Hurricane Florence is now expected to head more directly west after making landfall, crossing through SC. Information gathered Tuesday by a hurricane-hunting aircraft suggests it will intensify again as it nears the coast, approaching the 157 miles per hour (253 kph) threshold for a worst-case Category 5 scenario. Hurricane Florence is expected to make landfall in the Tar Heel State on Friday. As of the National Hurricane Centre's 8am update (1pm BST), Florence was placed about 530 miles southeast of Cape Fear, Northern Carolina.
Hurricane Florence is blasting toward the Carolinas, carrying sustained winds of up to 130 miles per hour and the threat of "life-threatening storm surge and rainfall", the National Hurricane Center says.
Florence's path has it slowing and spinning just off the coast of North Carolina.
It isn't that Florence's winds aren't a big deal - they are likely to be extremely unsafe and produce deadly flying debris - but there's going to be a potentially historic amount of rainfall inland and powerful storm surge along the coast. The silver lining is that the winds won't be as strong as they would be if the storm just barreled toward the coastline.
Seven-day rainfall totals are forecast to reach 10 to 20 inches over much of North Carolina and Virginia, and even 30 inches in some places.
Compounding the issue of flooding is the type of summer North Carolina has had.
The storm's 175-mile (282 km) wide "cone of probability" suggests the storm will likely hit North Carolina's coast near Cape Fear, but storms fall outside the cone one-third of the time, according to The Weather Channel. Many parts of the Appalachians have been saturated with rain over recent weeks, adding to concerns for flash flooding and mudslides inland.
In the six decades since, many thousands of people have moved to the coast.
The state of North Carolina is preparing for a major storm.
"I'm telling them to go inland, but I'm anxious about the rain and tornadoes too", Roberts said.
Streets were quiet with schools and many offices and businesses closed.
Impassable roads, widespread power and communications outages and uprooted trees are also projected.
The National Weather Service said that more than 5.4 million people live in areas now under hurricane warnings or watches on the US East Coast.
"Hurricane Florence is looking even bigger than anticipated", Trump said. "Also, understand that a lot of people are going to be without power probably for several days if not longer".
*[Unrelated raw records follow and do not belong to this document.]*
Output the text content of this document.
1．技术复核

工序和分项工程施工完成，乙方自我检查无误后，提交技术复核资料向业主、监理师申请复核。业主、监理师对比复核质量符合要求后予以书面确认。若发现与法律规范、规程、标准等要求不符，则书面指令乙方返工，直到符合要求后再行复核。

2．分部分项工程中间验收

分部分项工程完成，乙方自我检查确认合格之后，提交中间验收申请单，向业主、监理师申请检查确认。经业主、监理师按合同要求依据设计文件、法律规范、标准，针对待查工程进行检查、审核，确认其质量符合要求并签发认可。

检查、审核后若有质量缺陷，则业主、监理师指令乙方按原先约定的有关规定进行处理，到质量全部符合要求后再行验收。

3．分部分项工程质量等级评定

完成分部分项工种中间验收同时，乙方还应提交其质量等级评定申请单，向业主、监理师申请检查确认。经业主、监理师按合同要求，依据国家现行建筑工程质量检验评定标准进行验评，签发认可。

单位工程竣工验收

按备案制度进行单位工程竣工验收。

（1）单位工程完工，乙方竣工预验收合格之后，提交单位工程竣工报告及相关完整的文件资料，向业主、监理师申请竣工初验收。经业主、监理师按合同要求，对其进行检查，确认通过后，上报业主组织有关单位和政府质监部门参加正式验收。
Ever since the federal government's inadequate preparation and relief efforts during Hurricane Katrina in 2005 under former president George W Bush, storm preparedness has become an increasingly scrutinized measure of an administration's efficiency.
Duke Energy did not respond to requests for information about specific changes made at Brunswick, other than to say emergency generators and pumps will remove stormwater at the plant if it floods. "We have over 1,800 men and women who have answered the call so far to support our partnered agencies". Folks have come through wonderfully in the past and again in non-affected areas.
"It does look a bit similar to Harvey in a sense that it goes roaring into shore and then comes to a screeching stop", said MIT meteorology professor and hurricane expert Kerry Emanuel. "As this thing increases, we increase our resources".